Chevy shakes his head, setting the book carefully back on my bedside table like he’s afraid touching it for too long might rub off on the self-proclaimed forever-bachelor.

“Heard you broke up with Dead-Eye Dale.” Chevy came up with the nickname the very first time he met Dale, and though I admonished him, it’s honestly pretty apt. I find that I don’t mind it at all this morning.

“How? How did you hear?”

Chevy grins. “Has someone been neglecting the app she built?”

“It’s on Neighborly?!” I let out a frustrated growl and toss the book at Chevy again, hitting him in the belly.

“You’re gonna get booted out of book club for mistreating novels. Maybe I’ll save this conversation for post-coffee.”

“Good idea.”

“I made extra by the way. As in … an extra pot.”

“I don’t drink that much.”

“Right.

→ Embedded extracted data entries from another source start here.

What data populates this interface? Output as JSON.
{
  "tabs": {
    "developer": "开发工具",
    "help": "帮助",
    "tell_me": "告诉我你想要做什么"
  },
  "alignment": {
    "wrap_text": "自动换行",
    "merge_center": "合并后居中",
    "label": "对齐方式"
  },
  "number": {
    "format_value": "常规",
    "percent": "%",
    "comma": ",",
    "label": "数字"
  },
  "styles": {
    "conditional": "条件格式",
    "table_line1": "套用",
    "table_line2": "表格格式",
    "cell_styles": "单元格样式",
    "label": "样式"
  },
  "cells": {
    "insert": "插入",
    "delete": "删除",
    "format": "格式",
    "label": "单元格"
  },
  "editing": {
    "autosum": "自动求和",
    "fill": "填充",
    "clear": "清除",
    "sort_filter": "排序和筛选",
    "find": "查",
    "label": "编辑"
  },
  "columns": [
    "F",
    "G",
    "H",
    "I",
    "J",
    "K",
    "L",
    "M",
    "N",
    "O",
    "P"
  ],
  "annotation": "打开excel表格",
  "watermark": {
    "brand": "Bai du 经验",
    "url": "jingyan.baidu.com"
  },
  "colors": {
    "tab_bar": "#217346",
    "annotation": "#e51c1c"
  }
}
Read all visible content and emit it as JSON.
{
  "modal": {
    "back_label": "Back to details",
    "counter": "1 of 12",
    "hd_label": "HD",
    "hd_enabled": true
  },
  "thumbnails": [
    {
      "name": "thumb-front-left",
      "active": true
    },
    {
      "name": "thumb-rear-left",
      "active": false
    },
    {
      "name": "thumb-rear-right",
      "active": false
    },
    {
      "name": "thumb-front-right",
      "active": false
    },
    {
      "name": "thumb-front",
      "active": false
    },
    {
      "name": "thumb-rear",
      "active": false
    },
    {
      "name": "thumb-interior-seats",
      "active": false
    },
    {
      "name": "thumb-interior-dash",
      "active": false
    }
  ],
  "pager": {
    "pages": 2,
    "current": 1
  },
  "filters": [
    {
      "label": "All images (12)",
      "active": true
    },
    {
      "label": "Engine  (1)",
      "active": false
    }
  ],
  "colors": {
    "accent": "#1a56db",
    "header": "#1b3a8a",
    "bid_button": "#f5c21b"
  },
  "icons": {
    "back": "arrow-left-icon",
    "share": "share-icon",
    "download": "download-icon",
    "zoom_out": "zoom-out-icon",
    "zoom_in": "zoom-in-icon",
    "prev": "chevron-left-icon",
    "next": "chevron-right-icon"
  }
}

So, about your breakup…”

“This might be more of a post-beer conversation,” I say through a yawn.

Chevy’s eyes light up. “You wanna have a beer with me, Win? It’s been a while.”

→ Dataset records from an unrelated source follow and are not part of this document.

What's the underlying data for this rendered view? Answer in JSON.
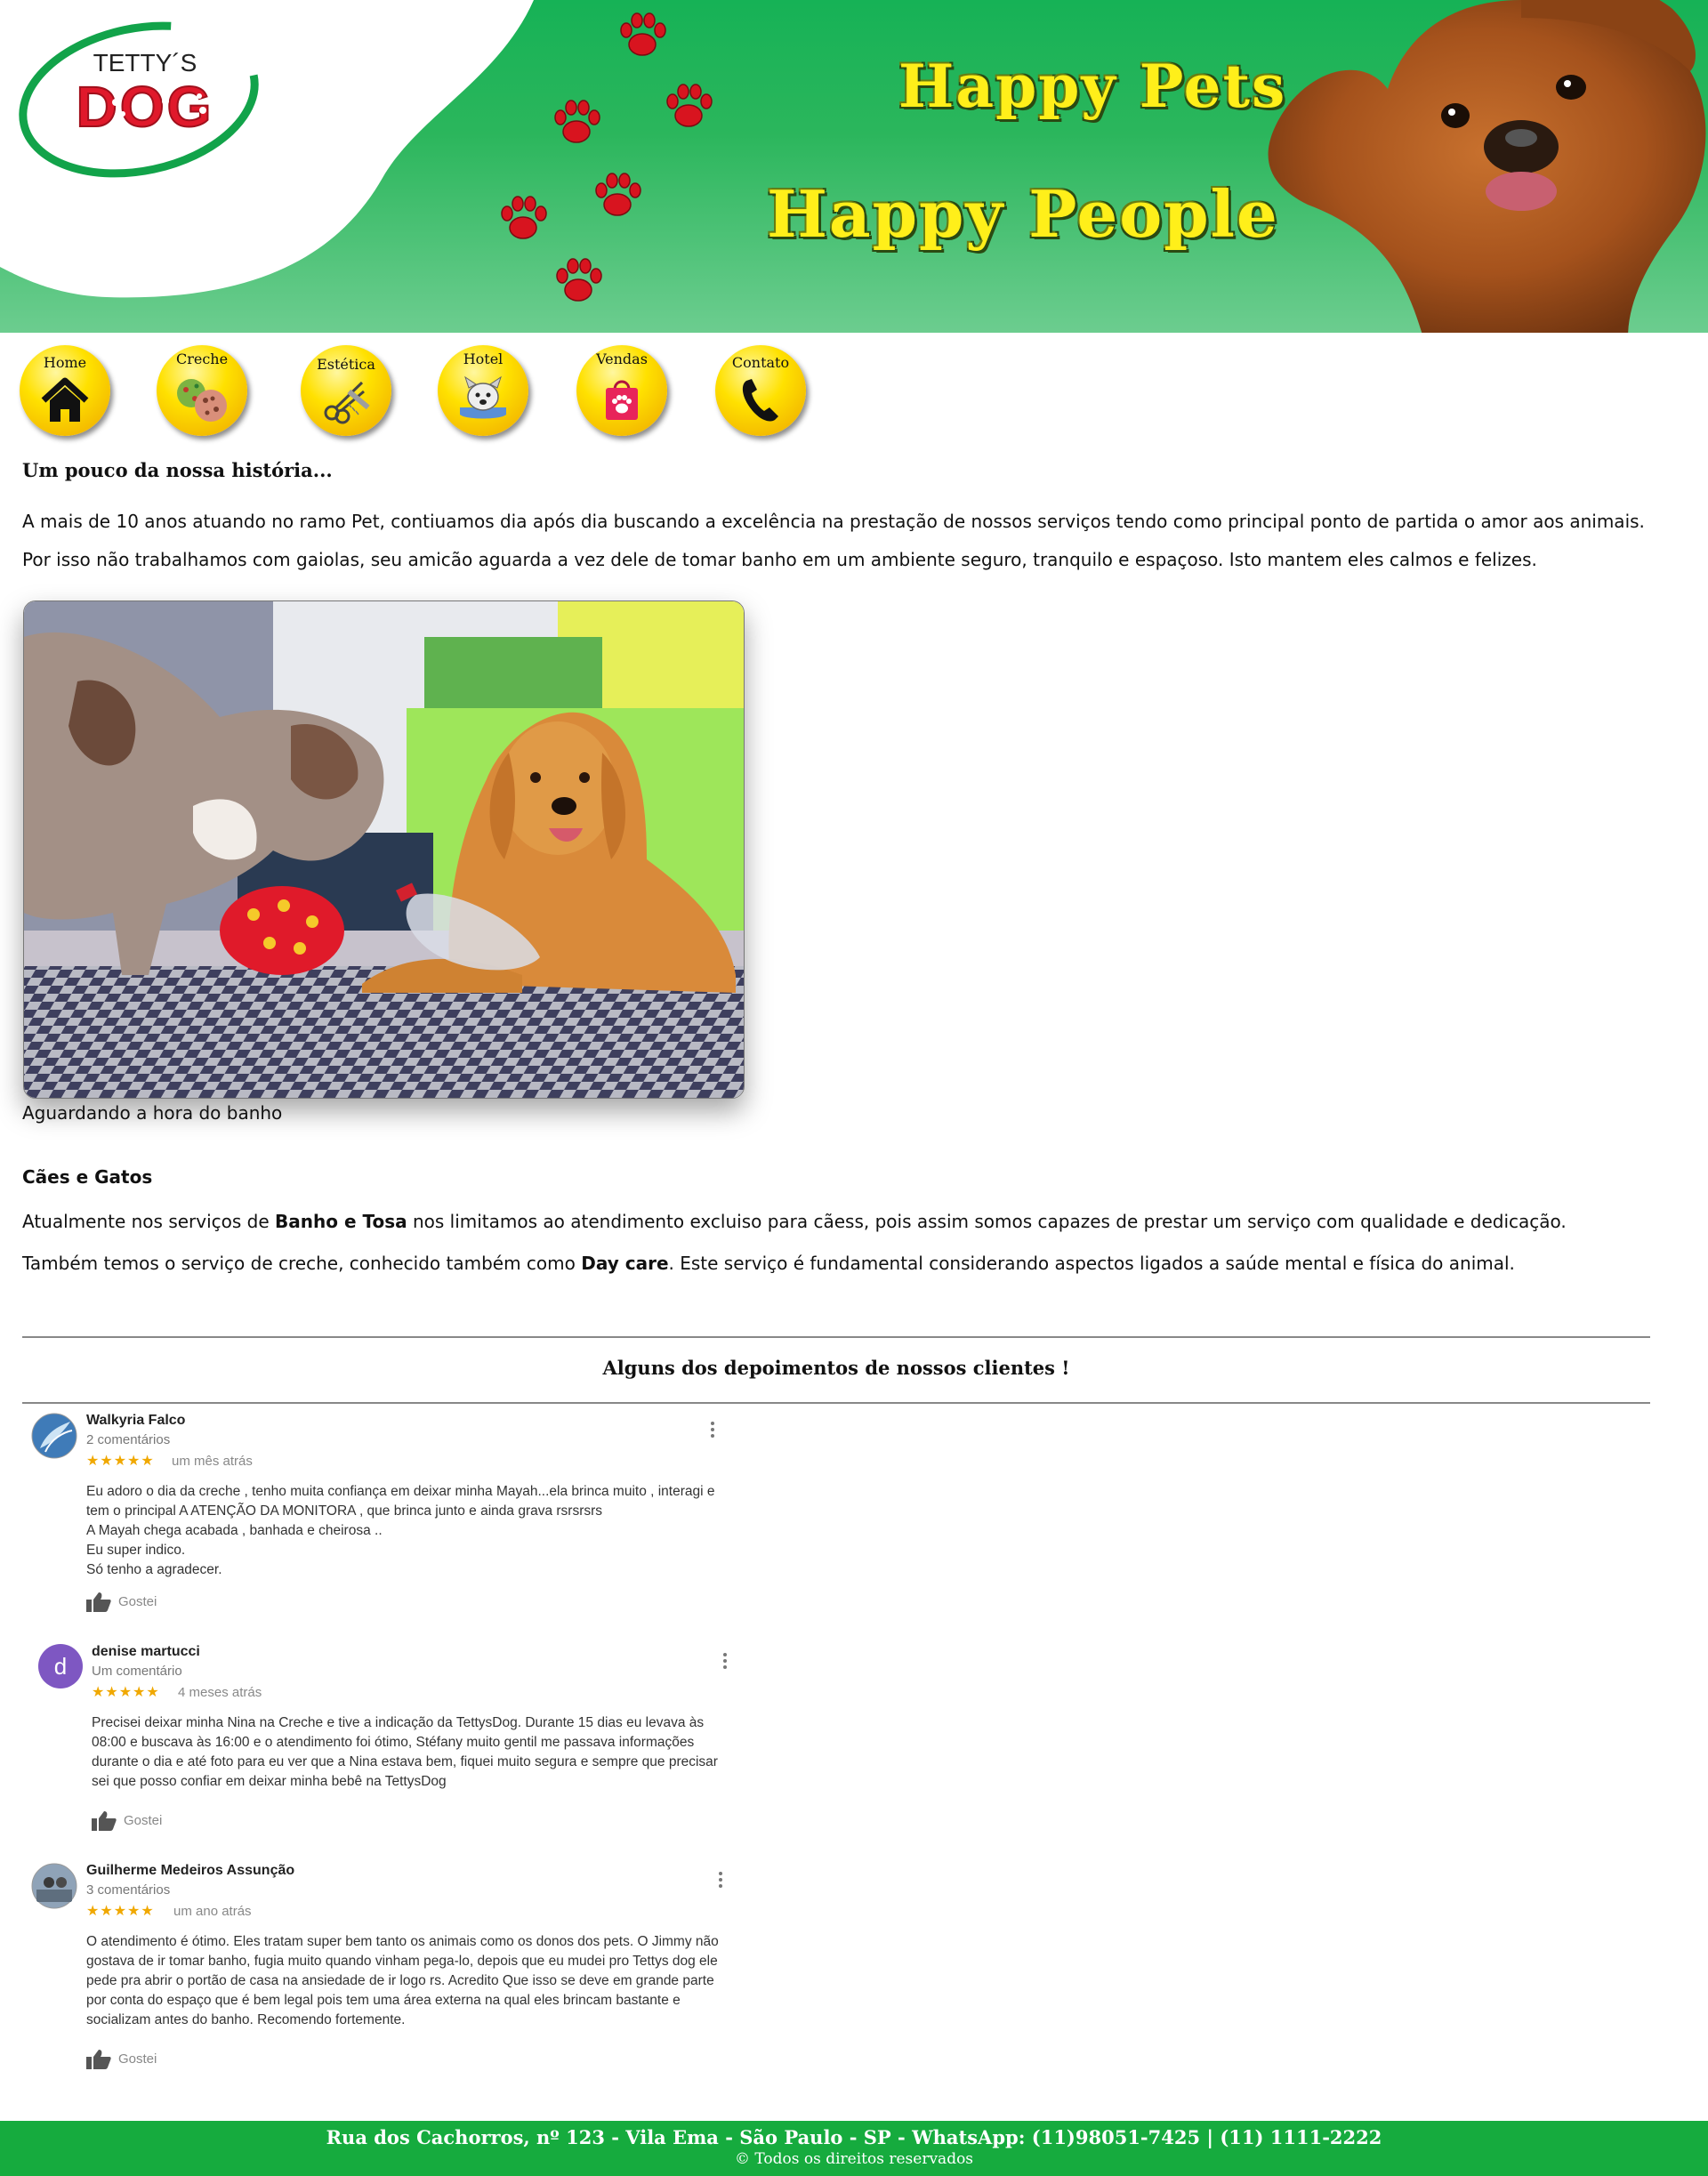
{
  "banner": {
    "logo_top": "TETTY´S",
    "logo_main": "DOG",
    "slogan_1": "Happy Pets",
    "slogan_2": "Happy People"
  },
  "nav": {
    "items": [
      {
        "label": "Home",
        "icon": "house-icon"
      },
      {
        "label": "Creche",
        "icon": "balls-icon"
      },
      {
        "label": "Estética",
        "icon": "scissors-comb-icon"
      },
      {
        "label": "Hotel",
        "icon": "dog-bed-icon"
      },
      {
        "label": "Vendas",
        "icon": "shopping-bag-icon"
      },
      {
        "label": "Contato",
        "icon": "phone-icon"
      }
    ]
  },
  "history": {
    "heading": "Um pouco da nossa história...",
    "p1": "A mais de 10 anos atuando no ramo Pet, contiuamos dia após dia buscando a excelência na prestação de nossos serviços tendo como principal ponto de partida o amor aos animais.",
    "p2": "Por isso não trabalhamos com gaiolas, seu amicão aguarda a vez dele de tomar banho em um ambiente seguro, tranquilo e espaçoso. Isto mantem eles calmos e felizes.",
    "caption": "Aguardando a hora do banho"
  },
  "caes": {
    "heading": "Cães e Gatos",
    "p1_a": "Atualmente nos serviços de ",
    "p1_b": "Banho e Tosa",
    "p1_c": " nos limitamos ao atendimento excluiso para cãess, pois assim somos capazes de prestar um serviço com qualidade e dedicação.",
    "p2_a": "Também temos o serviço de creche, conhecido também como ",
    "p2_b": "Day care",
    "p2_c": ". Este serviço é fundamental considerando aspectos ligados a saúde mental e física do animal."
  },
  "testimonials": {
    "title": "Alguns dos depoimentos de nossos clientes !",
    "reviews": [
      {
        "name": "Walkyria Falco",
        "count": "2 comentários",
        "stars": "★★★★★",
        "date": "um mês atrás",
        "text": "Eu adoro o dia da creche , tenho muita confiança em deixar minha Mayah...ela brinca muito , interagi e\ntem o principal A ATENÇÃO DA MONITORA , que brinca junto e ainda grava rsrsrsrs\nA Mayah chega acabada , banhada e cheirosa ..\nEu super indico.\nSó tenho a agradecer.",
        "like": "Gostei"
      },
      {
        "name": "denise martucci",
        "count": "Um comentário",
        "stars": "★★★★★",
        "date": "4 meses atrás",
        "avatar_letter": "d",
        "text": "Precisei deixar minha Nina na Creche e tive a indicação da TettysDog. Durante 15 dias eu levava às\n08:00 e buscava às 16:00 e o atendimento foi ótimo, Stéfany muito gentil me passava informações\ndurante o dia e até foto para eu ver que a Nina estava bem, fiquei muito segura e sempre que precisar\nsei que posso confiar em deixar minha bebê na TettysDog",
        "like": "Gostei"
      },
      {
        "name": "Guilherme Medeiros Assunção",
        "count": "3 comentários",
        "stars": "★★★★★",
        "date": "um ano atrás",
        "text": "O atendimento é ótimo. Eles tratam super bem tanto os animais como os donos dos pets. O Jimmy não\ngostava de ir tomar banho, fugia muito quando vinham pega-lo, depois que eu mudei pro Tettys dog ele\npede pra abrir o portão de casa na ansiedade de ir logo rs. Acredito Que isso se deve em grande parte\npor conta do espaço que é bem legal pois tem uma área externa na qual eles brincam bastante e\nsocializam antes do banho. Recomendo fortemente.",
        "like": "Gostei"
      }
    ]
  },
  "footer": {
    "address": "Rua dos Cachorros, nº 123 - Vila Ema - São Paulo - SP - WhatsApp: (11)98051-7425 | (11) 1111-2222",
    "copyright": "© Todos os direitos reservados"
  },
  "colors": {
    "brand_green": "#16ab3e",
    "nav_yellow": "#ffe100",
    "logo_red": "#e0192b",
    "star": "#f0a800"
  }
}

It has. Too long, actually. I haven’t carved out much time lately for Chevy. With both our parents gone, all we have is each other. We used to do a lot more together, and only in this moment, seeing the excitement in his eyes, do I realize our dinners and beers and movie nights have faded away. I make a mental note to be more intentional about planning time together.

“Are you off-duty tonight?”

“That I am. Backwoods Bar at eight? I’m meeting someone for dinner beforehand.”

“Another vapid woman with false eyelashes longer than her attention span?”

Chevy clucks his tongue. “Now, Winnie, what happened to women supporting women?”

He’s right—I shouldn’t be so harsh. I honestly have nothing against false lashes or extensions. I might wear them myself if they didn’t brush against my glasses. It’s just … Chevy dates the kind of women who have no personality, or else an ugly or irritating one. If I’m guilty of going for boring with Dead-Eye Dale, my brother goes out of his way to choose the kind of woman impossible to have a long-term relationship with short of having a lobotomy.

I climb out of bed, and Chevy scampers to the door with a girly squeal, as though my sleep shorts and tank are much more inappropriate than they are. Brothers.

“See you tonight, Chev!”

“Oh, you’ll see me before that,” he calls through the now-closed door. “I’ll be by later to watch you and your new boss go head-to-head this afternoon.”